Финнерти вытащил из кармана смятую пачку сигарет и предложил одну Полу, согнув ее почти под прямым углом. Пол выпрямил ее чуть дрожащими пальцами.
– У тебя мандраж? – спросил Финнерти.
– Я главный докладчик на сегодняшнем вечере.
– О-о? – Финнерти был разочарован. – А по какому поводу доклад?
– В этот день тринадцать лет назад Заводы Илиум были переданы под начало Национального Промышленного Совета.
– Как и все остальные заводы страны.
– Илиумские чуть раньше, чем остальные.
Объединение всех производственных возможностей страны под контролем единого совета произошло вскоре после того, как Финнерти, Пол и Шеферд поступили на работу в Илиум. Сделали это, исходя из потребностей военного времени. Аналогичные советы были созданы на транспорте, в сырьевой и пищевой промышленности, в связи, и все эти советы были объединены под началом отца Пола. Система эта настолько сократила непроизводительные затраты и дублирование, что ее сохранили и после войны и приводили в качестве примера немногих выгод, полученных в результате войны.
– Разве все то, что произошло за эти тринадцать лет, сделало тебя счастливым?
– Во всяком случае, здесь есть о чем поговорить. Я хочу построить свое выступление исключительно на фактах. Оно не должно походить на евангельские проповеди Кронера.

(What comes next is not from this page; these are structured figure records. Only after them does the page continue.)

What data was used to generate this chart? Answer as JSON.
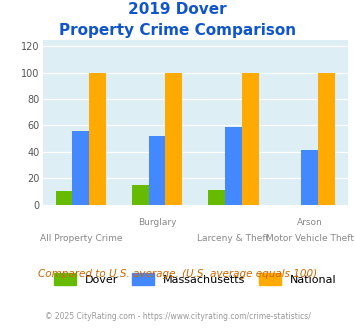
{
  "title_line1": "2019 Dover",
  "title_line2": "Property Crime Comparison",
  "category_labels_row1": [
    "",
    "Burglary",
    "",
    "Arson"
  ],
  "category_labels_row2": [
    "All Property Crime",
    "",
    "Larceny & Theft",
    "Motor Vehicle Theft"
  ],
  "groups": [
    "Dover",
    "Massachusetts",
    "National"
  ],
  "values": {
    "Dover": [
      10,
      15,
      11,
      0
    ],
    "Massachusetts": [
      56,
      52,
      59,
      41
    ],
    "National": [
      100,
      100,
      100,
      100
    ]
  },
  "colors": {
    "Dover": "#66bb00",
    "Massachusetts": "#4488ff",
    "National": "#ffaa00"
  },
  "title_color": "#1155cc",
  "bg_color": "#ddeef5",
  "ylabel_vals": [
    0,
    20,
    40,
    60,
    80,
    100,
    120
  ],
  "ylim": [
    0,
    125
  ],
  "footnote": "Compared to U.S. average. (U.S. average equals 100)",
  "copyright": "© 2025 CityRating.com - https://www.cityrating.com/crime-statistics/",
  "footnote_color": "#cc6600",
  "copyright_color": "#999999"
}
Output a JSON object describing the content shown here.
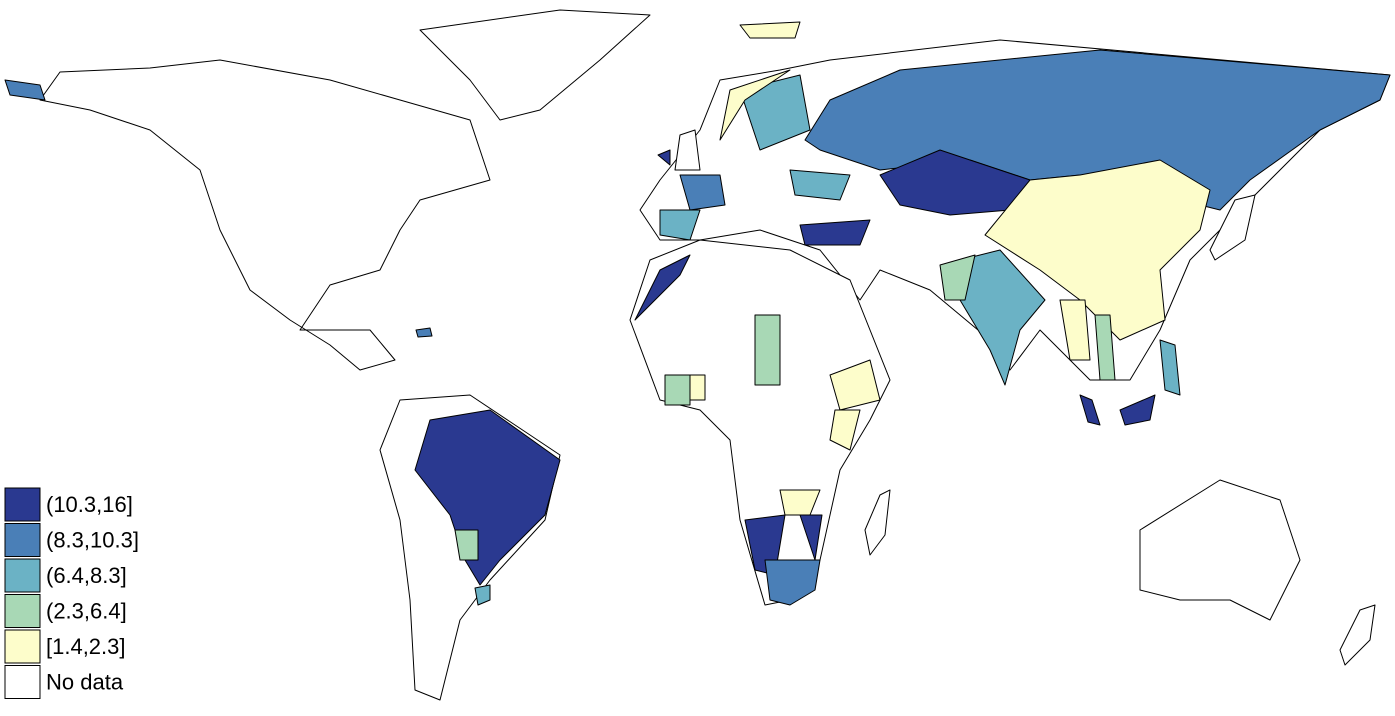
{
  "legend": {
    "items": [
      {
        "label": "(10.3,16]",
        "color": "#2a3990"
      },
      {
        "label": "(8.3,10.3]",
        "color": "#4a7fb7"
      },
      {
        "label": "(6.4,8.3]",
        "color": "#6bb2c5"
      },
      {
        "label": "(2.3,6.4]",
        "color": "#a8d8b5"
      },
      {
        "label": "[1.4,2.3]",
        "color": "#fdfdcb"
      },
      {
        "label": "No data",
        "color": "#ffffff"
      }
    ]
  }
}
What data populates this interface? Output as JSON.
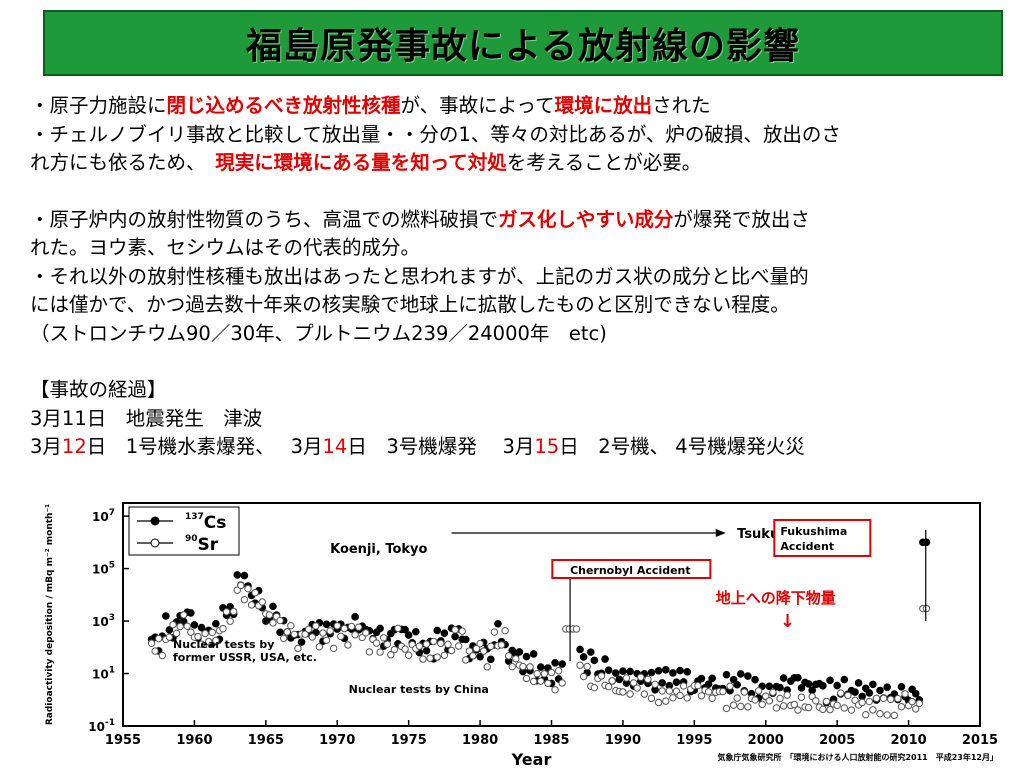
{
  "title": "福島原発事故による放射線の影響",
  "lines": [
    {
      "segments": [
        {
          "t": "・原子力施設に"
        },
        {
          "t": "閉じ込めるべき放射性核種",
          "red": true
        },
        {
          "t": "が、事故によって"
        },
        {
          "t": "環境に放出",
          "red": true
        },
        {
          "t": "された"
        }
      ]
    },
    {
      "segments": [
        {
          "t": "・チェルノブイリ事故と比較して放出量・・分の1、等々の対比あるが、炉の破損、放出のさ"
        }
      ]
    },
    {
      "segments": [
        {
          "t": "れ方にも依るため、　"
        },
        {
          "t": "現実に環境にある量を知って対処",
          "red": true
        },
        {
          "t": "を考えることが必要。"
        }
      ]
    },
    {
      "gap": true
    },
    {
      "segments": [
        {
          "t": "・原子炉内の放射性物質のうち、高温での燃料破損で"
        },
        {
          "t": "ガス化しやすい成分",
          "red": true
        },
        {
          "t": "が爆発で放出さ"
        }
      ]
    },
    {
      "segments": [
        {
          "t": "れた。ヨウ素、セシウムはその代表的成分。"
        }
      ]
    },
    {
      "segments": [
        {
          "t": "・それ以外の放射性核種も放出はあったと思われますが、上記のガス状の成分と比べ量的"
        }
      ]
    },
    {
      "segments": [
        {
          "t": "には僅かで、かつ過去数十年来の核実験で地球上に拡散したものと区別できない程度。"
        }
      ]
    },
    {
      "segments": [
        {
          "t": "（ストロンチウム90／30年、プルトニウム239／24000年　etc)"
        }
      ]
    },
    {
      "gap": true
    },
    {
      "segments": [
        {
          "t": "【事故の経過】"
        }
      ]
    },
    {
      "segments": [
        {
          "t": "3月11日　地震発生　津波"
        }
      ]
    },
    {
      "segments": [
        {
          "t": "3月"
        },
        {
          "t": "12",
          "redplain": true
        },
        {
          "t": "日　1号機水素爆発、　 3月"
        },
        {
          "t": "14",
          "redplain": true
        },
        {
          "t": "日　3号機爆発　 3月"
        },
        {
          "t": "15",
          "redplain": true
        },
        {
          "t": "日　2号機、 4号機爆発火災"
        }
      ]
    }
  ],
  "chart_data": {
    "type": "scatter",
    "xlabel": "Year",
    "ylabel": "Radioactivity deposition / mBq m⁻² month⁻¹",
    "xlim": [
      1955,
      2015
    ],
    "ylim_log10": [
      -1,
      7.5
    ],
    "xticks": [
      "1955",
      "1960",
      "1965",
      "1970",
      "1975",
      "1980",
      "1985",
      "1990",
      "1995",
      "2000",
      "2005",
      "2010",
      "2015"
    ],
    "yticks": [
      {
        "base": "10",
        "exp": "-1"
      },
      {
        "base": "10",
        "exp": "1"
      },
      {
        "base": "10",
        "exp": "3"
      },
      {
        "base": "10",
        "exp": "5"
      },
      {
        "base": "10",
        "exp": "7"
      }
    ],
    "legend": [
      {
        "sup": "137",
        "name": "Cs",
        "marker": "filled"
      },
      {
        "sup": "90",
        "name": "Sr",
        "marker": "open"
      }
    ],
    "series": [
      {
        "name": "Cs",
        "marker": "filled",
        "points": [
          [
            1957,
            200
          ],
          [
            1958,
            600
          ],
          [
            1959,
            1500
          ],
          [
            1960,
            400
          ],
          [
            1961,
            300
          ],
          [
            1962,
            2000
          ],
          [
            1963,
            30000
          ],
          [
            1964,
            8000
          ],
          [
            1965,
            2000
          ],
          [
            1966,
            600
          ],
          [
            1967,
            300
          ],
          [
            1968,
            400
          ],
          [
            1969,
            400
          ],
          [
            1970,
            500
          ],
          [
            1971,
            600
          ],
          [
            1972,
            300
          ],
          [
            1973,
            200
          ],
          [
            1974,
            300
          ],
          [
            1975,
            150
          ],
          [
            1976,
            100
          ],
          [
            1977,
            200
          ],
          [
            1978,
            300
          ],
          [
            1979,
            100
          ],
          [
            1980,
            80
          ],
          [
            1981,
            300
          ],
          [
            1982,
            60
          ],
          [
            1983,
            20
          ],
          [
            1984,
            15
          ],
          [
            1985,
            10
          ],
          [
            1986,
            120000
          ],
          [
            1987,
            30
          ],
          [
            1988,
            15
          ],
          [
            1989,
            10
          ],
          [
            1990,
            8
          ],
          [
            1991,
            8
          ],
          [
            1992,
            6
          ],
          [
            1993,
            5
          ],
          [
            1994,
            5
          ],
          [
            1995,
            4
          ],
          [
            1996,
            5
          ],
          [
            1997,
            4
          ],
          [
            1998,
            4
          ],
          [
            1999,
            3
          ],
          [
            2000,
            3
          ],
          [
            2001,
            4
          ],
          [
            2002,
            3
          ],
          [
            2003,
            3
          ],
          [
            2004,
            2
          ],
          [
            2005,
            3
          ],
          [
            2006,
            2
          ],
          [
            2007,
            2
          ],
          [
            2008,
            2
          ],
          [
            2009,
            2
          ],
          [
            2010,
            1.5
          ],
          [
            2011,
            1000000
          ]
        ]
      },
      {
        "name": "Sr",
        "marker": "open",
        "points": [
          [
            1957,
            120
          ],
          [
            1958,
            400
          ],
          [
            1959,
            1000
          ],
          [
            1960,
            250
          ],
          [
            1961,
            200
          ],
          [
            1962,
            1200
          ],
          [
            1963,
            15000
          ],
          [
            1964,
            5000
          ],
          [
            1965,
            1200
          ],
          [
            1966,
            400
          ],
          [
            1967,
            200
          ],
          [
            1968,
            250
          ],
          [
            1969,
            250
          ],
          [
            1970,
            300
          ],
          [
            1971,
            350
          ],
          [
            1972,
            180
          ],
          [
            1973,
            120
          ],
          [
            1974,
            200
          ],
          [
            1975,
            100
          ],
          [
            1976,
            60
          ],
          [
            1977,
            120
          ],
          [
            1978,
            180
          ],
          [
            1979,
            60
          ],
          [
            1980,
            50
          ],
          [
            1981,
            180
          ],
          [
            1982,
            35
          ],
          [
            1983,
            12
          ],
          [
            1984,
            8
          ],
          [
            1985,
            6
          ],
          [
            1986,
            500
          ],
          [
            1987,
            8
          ],
          [
            1988,
            5
          ],
          [
            1989,
            4
          ],
          [
            1990,
            3
          ],
          [
            1991,
            3
          ],
          [
            1992,
            2
          ],
          [
            1993,
            2
          ],
          [
            1994,
            2
          ],
          [
            1995,
            1.5
          ],
          [
            1996,
            1.5
          ],
          [
            1997,
            1.2
          ],
          [
            1998,
            1
          ],
          [
            1999,
            1
          ],
          [
            2000,
            1
          ],
          [
            2001,
            1
          ],
          [
            2002,
            0.8
          ],
          [
            2003,
            0.8
          ],
          [
            2004,
            0.8
          ],
          [
            2005,
            0.7
          ],
          [
            2006,
            0.7
          ],
          [
            2007,
            0.6
          ],
          [
            2008,
            0.6
          ],
          [
            2009,
            0.6
          ],
          [
            2010,
            0.5
          ],
          [
            2011,
            3000
          ]
        ]
      }
    ],
    "annotations": {
      "koenji": "Koenji, Tokyo",
      "tsukuba": "Tsukuba",
      "chernobyl": "Chernobyl Accident",
      "fukushima_1": "Fukushima",
      "fukushima_2": "Accident",
      "ussr_1": "Nuclear tests by",
      "ussr_2": "former USSR, USA, etc.",
      "china": "Nuclear tests by China",
      "ground_1": "地上への降下物量",
      "ground_2": "↓",
      "source": "気象庁気象研究所　「環境における人口放射能の研究2011　平成23年12月」"
    },
    "colors": {
      "accent_red": "#e00000",
      "chernobyl_box": "#e00000",
      "fukushima_box": "#e00000"
    }
  }
}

Финнерти промолчал, явно не желая поддерживать разговор на эту тему.
– Забавно, – отозвался он наконец. – Я полагал, что ты должен был дойти до точки. Поэтому-то я и приехал.
Пол корчил гримасы, пытаясь застегнуть воротничок.
– Что ж, ты был недалек от истины. Уже шел разговор о том, что мне следует проконсультироваться у психиатра.
– Значит, ты уже доходишь до точки. Вот и прекрасно! Давай плюнем на этот паршивый вечер. Нам нужно поговорить.
Дверь спальни отворилась, и Анита заглянула в комнату.
– О, Эд! А кто же с Бэйером и Кронером?
– Кронер с Бэйером, а Бэйер с Кронером, – ответил Финнерти. – Закрой, пожалуйста, дверь, Анита.
– Уже пора идти в клуб.
– Это тебе пора, – сказал Финнерти. – Мы с Полом придем попозже.
– Мы отправляемся вместе и немедленно, Эд. Мы уже и так опоздали на десять минут. И ты меня не запугивай, не выйдет.
Она неуверенно улыбнулась.
– Анита, – сказал Финнерти, – если ты не проявишь уважения к мужскому уединению, я сконструирую машину, у которой будет все, что есть у тебя, но которая будет относиться к твоему мужу с уважением.